"I can't let you—or any one—do for my husband what I am not willing to do for him myself. I can't ask another to commit sin for him in my stead. If it must be done, it is I who must do it—not any one else."
She spoke calmly, but with infinite sadness, and her pale face turned a shade paler, if it could be paler than it had been when she first appeared beneath the gloomy cypress boughs.
The young man was startled, bewildered, touched. He no longer felt like smiling at Anne's taking the matter seriously; there was no longer anything absurd in her attitude. His impulsive heart, always quick to see and to respond to the real, the fine, and the high, filled now with a sudden rush of sympathy for this quiet woman with the white face and the spare speech, for all her narrow mind and her stern faith.
"But, my dear madam, you don't know how to play cards, do you?" he protested confusedly, at a loss what to say or to do.
"No," said Anne, with an involuntary movement of shrinking. "But I thought—I can't see my way. It is the first time. I don't seem to be able to tell right from wrong. But I thought that if—if you would teach me—that is if it wouldn't be wrong for me to ask you—even to do that!"
"How could it be wrong?" he said gently. "I have never thought that there was any harm in card-playing merely for amusement.
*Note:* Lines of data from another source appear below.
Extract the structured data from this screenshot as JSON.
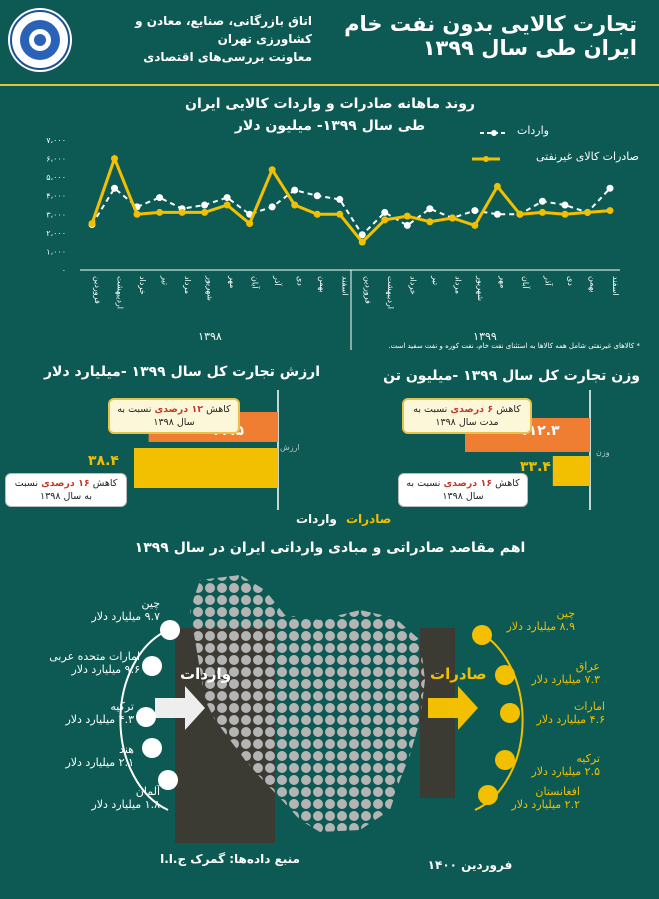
{
  "header": {
    "title_line1": "تجارت کالایی بدون نفت خام",
    "title_line2": "ایران طی سال ۱۳۹۹",
    "org_line1": "اتاق بازرگانی، صنایع، معادن و کشاورزی تهران",
    "org_line2": "معاونت بررسی‌های اقتصادی"
  },
  "colors": {
    "background": "#0c5a53",
    "exports": "#f2c000",
    "imports": "#ffffff",
    "accent_orange": "#ef7d32"
  },
  "line_chart": {
    "title1": "روند ماهانه صادرات و واردات کالایی ایران",
    "title2": "طی سال ۱۳۹۹- میلیون دلار",
    "legend_imports": "واردات",
    "legend_exports": "صادرات کالای غیرنفتی",
    "footnote": "* کالاهای غیرنفتی شامل همه کالاها به استثنای نفت خام، نفت کوره و نفت سفید است.",
    "year1": "۱۳۹۸",
    "year2": "۱۳۹۹"
  },
  "chart_data": {
    "type": "line",
    "title": "روند ماهانه صادرات و واردات کالایی ایران طی سال ۱۳۹۹- میلیون دلار",
    "x": [
      "فروردین",
      "اردیبهشت",
      "خرداد",
      "تیر",
      "مرداد",
      "شهریور",
      "مهر",
      "آبان",
      "آذر",
      "دی",
      "بهمن",
      "اسفند",
      "فروردین",
      "اردیبهشت",
      "خرداد",
      "تیر",
      "مرداد",
      "شهریور",
      "مهر",
      "آبان",
      "آذر",
      "دی",
      "بهمن",
      "اسفند"
    ],
    "yticks": [
      "۷،۰۰۰",
      "۶،۰۰۰",
      "۵،۰۰۰",
      "۴،۰۰۰",
      "۳،۰۰۰",
      "۲،۰۰۰",
      "۱،۰۰۰",
      "۰"
    ],
    "ylim": [
      0,
      7000
    ],
    "series": [
      {
        "name": "واردات",
        "values": [
          2450,
          4400,
          3400,
          3900,
          3300,
          3500,
          3900,
          3000,
          3400,
          4300,
          4000,
          3800,
          1900,
          3100,
          2400,
          3300,
          2800,
          3200,
          3000,
          3000,
          3700,
          3500,
          3100,
          4400
        ]
      },
      {
        "name": "صادرات کالای غیرنفتی",
        "values": [
          2500,
          6000,
          3000,
          3100,
          3100,
          3100,
          3500,
          2500,
          5400,
          3500,
          3000,
          3000,
          1500,
          2700,
          2900,
          2600,
          2800,
          2400,
          4500,
          3000,
          3100,
          3000,
          3100,
          3200
        ]
      }
    ],
    "grid": false,
    "legend": "top-right"
  },
  "weight": {
    "title": "وزن تجارت کل سال ۱۳۹۹ -میلیون تن",
    "exports_label": "صادرات",
    "imports_label": "واردات",
    "axis_label": "وزن",
    "exports_value": "۱۱۲.۳",
    "imports_value": "۳۳.۴",
    "exports_value_num": 112.3,
    "imports_value_num": 33.4,
    "callout_exports": {
      "a": "کاهش ",
      "b": "۶ درصدی",
      "c": " نسبت به مدت سال ۱۳۹۸"
    },
    "callout_imports": {
      "a": "کاهش ",
      "b": "۱۶ درصدی",
      "c": " نسبت به سال ۱۳۹۸"
    }
  },
  "value": {
    "title": "ارزش تجارت کل سال ۱۳۹۹ -میلیارد دلار",
    "exports_label": "صادرات",
    "imports_label": "واردات",
    "axis_label": "ارزش",
    "exports_value": "۳۴.۵",
    "imports_value": "۳۸.۴",
    "exports_value_num": 34.5,
    "imports_value_num": 38.4,
    "callout_exports": {
      "a": "کاهش ",
      "b": "۱۲ درصدی",
      "c": " نسبت به سال ۱۳۹۸"
    },
    "callout_imports": {
      "a": "کاهش ",
      "b": "۱۶ درصدی",
      "c": " نسبت به سال ۱۳۹۸"
    }
  },
  "partners": {
    "title": "اهم مقاصد صادراتی و مبادی وارداتی ایران در سال ۱۳۹۹",
    "imports_label": "واردات",
    "exports_label": "صادرات",
    "imports": [
      {
        "country": "چین",
        "value": "۹.۷ میلیارد دلار"
      },
      {
        "country": "امارات متحده عربی",
        "value": "۹.۶ میلیارد دلار"
      },
      {
        "country": "ترکیه",
        "value": "۴.۳ میلیارد دلار"
      },
      {
        "country": "هند",
        "value": "۲.۱ میلیارد دلار"
      },
      {
        "country": "آلمان",
        "value": "۱.۸ میلیارد دلار"
      }
    ],
    "exports": [
      {
        "country": "چین",
        "value": "۸.۹ میلیارد دلار"
      },
      {
        "country": "عراق",
        "value": "۷.۳ میلیارد دلار"
      },
      {
        "country": "امارات",
        "value": "۴.۶ میلیارد دلار"
      },
      {
        "country": "ترکیه",
        "value": "۲.۵ میلیارد دلار"
      },
      {
        "country": "افغانستان",
        "value": "۲.۲ میلیارد دلار"
      }
    ]
  },
  "footer": {
    "source": "منبع داده‌ها: گمرک ج.ا.ا",
    "date": "فروردین ۱۴۰۰"
  }
}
I will gladly teach you what I know, which isn't a great deal, nor hard to learn."
"The path is dark before my feet. I can only stumble on till the light be given," murmured Anne, as if thinking aloud, even as though she were praying.
"Let's go now," said Lynn, taking a sudden resolution. "If you are not yet satisfied, we can talk it all over as we walk along."
Anne assented silently; they passed out from beneath the shadow of the cypress tree and went on their way up the deserted, darkened big road, but neither found another word to say. The light of the lamp, awaiting the game on the sick man's table, already shone far to meet them, and when its beams fell on Anne's face Lynn turned his eyes away.
But she did not falter; she led the way through the gate and straight into the room where that awful, dumb figure sat, striving to shuffle the cards with its poor palsied hands, and with the gambler's terrible eagerness flaming in his eyes. Anne laid off her bonnet, and without speaking took the player's place opposite her husband.